Le triangle droit se rapporte proprement au Principe ; mais, quand il est inversé par reflet dans la manifestation, le regard de l’œil qu’il contient apparaît en quelque sorte comme dirigé « vers le bas »(8), c’est-à-dire du Principe vers la manifestation elle-même, et, outre son sens général d’« omniprésence », il prend alors plus nettement la signification spéciale de « Providence ». D’autre part, si ce reflet est envisagé plus particulièrement dans l’être humain, on doit noter que la forme du triangle inversé n’est autre que le schéma géométrique du cœur(9) ; l’œil qui est en son centre est alors proprement l’« œil du cœur » (aynul-qalb de l’ésotérisme islamique), avec toutes les significations qui y sont impliquées. De plus, il convient d’ajouter que c’est par là que, suivant une autre expression connue, le cœur est « ouvert » (el-qalbul-maftûh) ; cette ouverture, œil ou iod, peut être figurée symboliquement comme une « blessure », et nous rappellerons à ce propos le cœur rayonnant de Saint-Denis d’Orques, dont nous avons déjà parlé précédemment(10), et dont une des particularités les plus remarquables est précisément que la blessure, ou ce qui en présente extérieurement l’apparence, affecte visiblement la forme d’un iod.

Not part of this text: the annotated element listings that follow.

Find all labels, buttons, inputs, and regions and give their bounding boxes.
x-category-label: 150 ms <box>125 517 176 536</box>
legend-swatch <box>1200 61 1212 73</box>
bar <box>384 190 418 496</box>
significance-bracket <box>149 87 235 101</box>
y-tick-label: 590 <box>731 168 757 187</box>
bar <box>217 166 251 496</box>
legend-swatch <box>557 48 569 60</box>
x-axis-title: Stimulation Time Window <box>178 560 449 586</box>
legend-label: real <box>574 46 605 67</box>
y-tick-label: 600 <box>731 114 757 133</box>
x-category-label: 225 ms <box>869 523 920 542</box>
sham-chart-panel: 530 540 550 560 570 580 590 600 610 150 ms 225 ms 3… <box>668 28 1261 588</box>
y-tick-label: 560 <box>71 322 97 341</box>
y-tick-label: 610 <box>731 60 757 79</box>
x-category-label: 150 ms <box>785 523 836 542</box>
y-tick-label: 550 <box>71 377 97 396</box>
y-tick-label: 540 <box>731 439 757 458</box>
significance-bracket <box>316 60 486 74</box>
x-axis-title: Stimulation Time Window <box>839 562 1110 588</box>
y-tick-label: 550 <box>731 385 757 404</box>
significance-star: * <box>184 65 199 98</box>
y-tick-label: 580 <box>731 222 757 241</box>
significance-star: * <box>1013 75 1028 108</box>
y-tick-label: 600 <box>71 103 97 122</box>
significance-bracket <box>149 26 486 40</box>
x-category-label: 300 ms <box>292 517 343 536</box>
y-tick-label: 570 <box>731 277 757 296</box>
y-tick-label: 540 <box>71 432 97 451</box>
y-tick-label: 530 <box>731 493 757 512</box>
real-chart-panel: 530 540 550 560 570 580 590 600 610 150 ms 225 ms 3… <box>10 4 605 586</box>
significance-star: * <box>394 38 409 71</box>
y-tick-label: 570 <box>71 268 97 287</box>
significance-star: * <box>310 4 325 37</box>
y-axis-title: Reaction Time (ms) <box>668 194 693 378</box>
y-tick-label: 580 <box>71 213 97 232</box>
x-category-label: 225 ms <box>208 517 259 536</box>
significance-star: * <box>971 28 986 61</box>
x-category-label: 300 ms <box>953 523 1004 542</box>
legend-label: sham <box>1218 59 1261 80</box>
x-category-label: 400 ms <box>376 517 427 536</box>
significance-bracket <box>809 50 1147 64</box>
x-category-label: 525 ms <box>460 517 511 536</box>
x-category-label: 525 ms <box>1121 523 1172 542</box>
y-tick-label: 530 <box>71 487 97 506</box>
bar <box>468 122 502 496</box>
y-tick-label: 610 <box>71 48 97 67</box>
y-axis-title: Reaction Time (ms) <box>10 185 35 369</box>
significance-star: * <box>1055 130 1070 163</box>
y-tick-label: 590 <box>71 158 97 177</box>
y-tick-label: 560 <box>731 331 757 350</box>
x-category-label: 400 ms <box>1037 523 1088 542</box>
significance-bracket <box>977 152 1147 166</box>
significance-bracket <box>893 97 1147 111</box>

Ce n’est pas tout encore : en même temps qu’il figure l’« œil du cœur » comme nous venons de le dire, le iod, suivant une de ses significations hiéroglyphiques, représente aussi un « germe », contenu dans le cœur assimilé symboliquement à un fruit ; et ceci peut d’ailleurs être entendu aussi bien au sens macrocosmique qu’au sens microcosmique(11). Dans son application à l’être humain, cette dernière remarque est à rapprocher des rapports du « troisième œil » avec le luz(12), dont l’« œil frontal » et l’« œil du cœur » représentent en somme deux « localisations » différentes, et qui est aussi le « noyau » ou le « germe d’immortalité »(13). Ce qui est encore très significatif à certains égards, c’est que l’expression arabe aynul-khuld présente le double sens d’« œil d’immortalité » et de « fontaine d’immortalité » ; et ceci nous ramène à l’idée de la « blessure » dont nous parlions plus haut, car, dans le symbolisme chrétien, c’est aussi à la « fontaine d’immortalité » que se rapporte le double jet de sang et d’eau s’échappant de l’ouverture du cœur du Christ(14). C’est cette « liqueur d’immortalité » qui, suivant la légende, fut recueillie dans le Graal par Joseph d’Arimathie ; et nous rappellerons enfin à ce sujet que la coupe elle-même est un équivalent symbolique du cœur(15), et que, tout comme celui-ci, elle est aussi un des symboles qui sont schématisés traditionnellement par la forme du triangle inversé.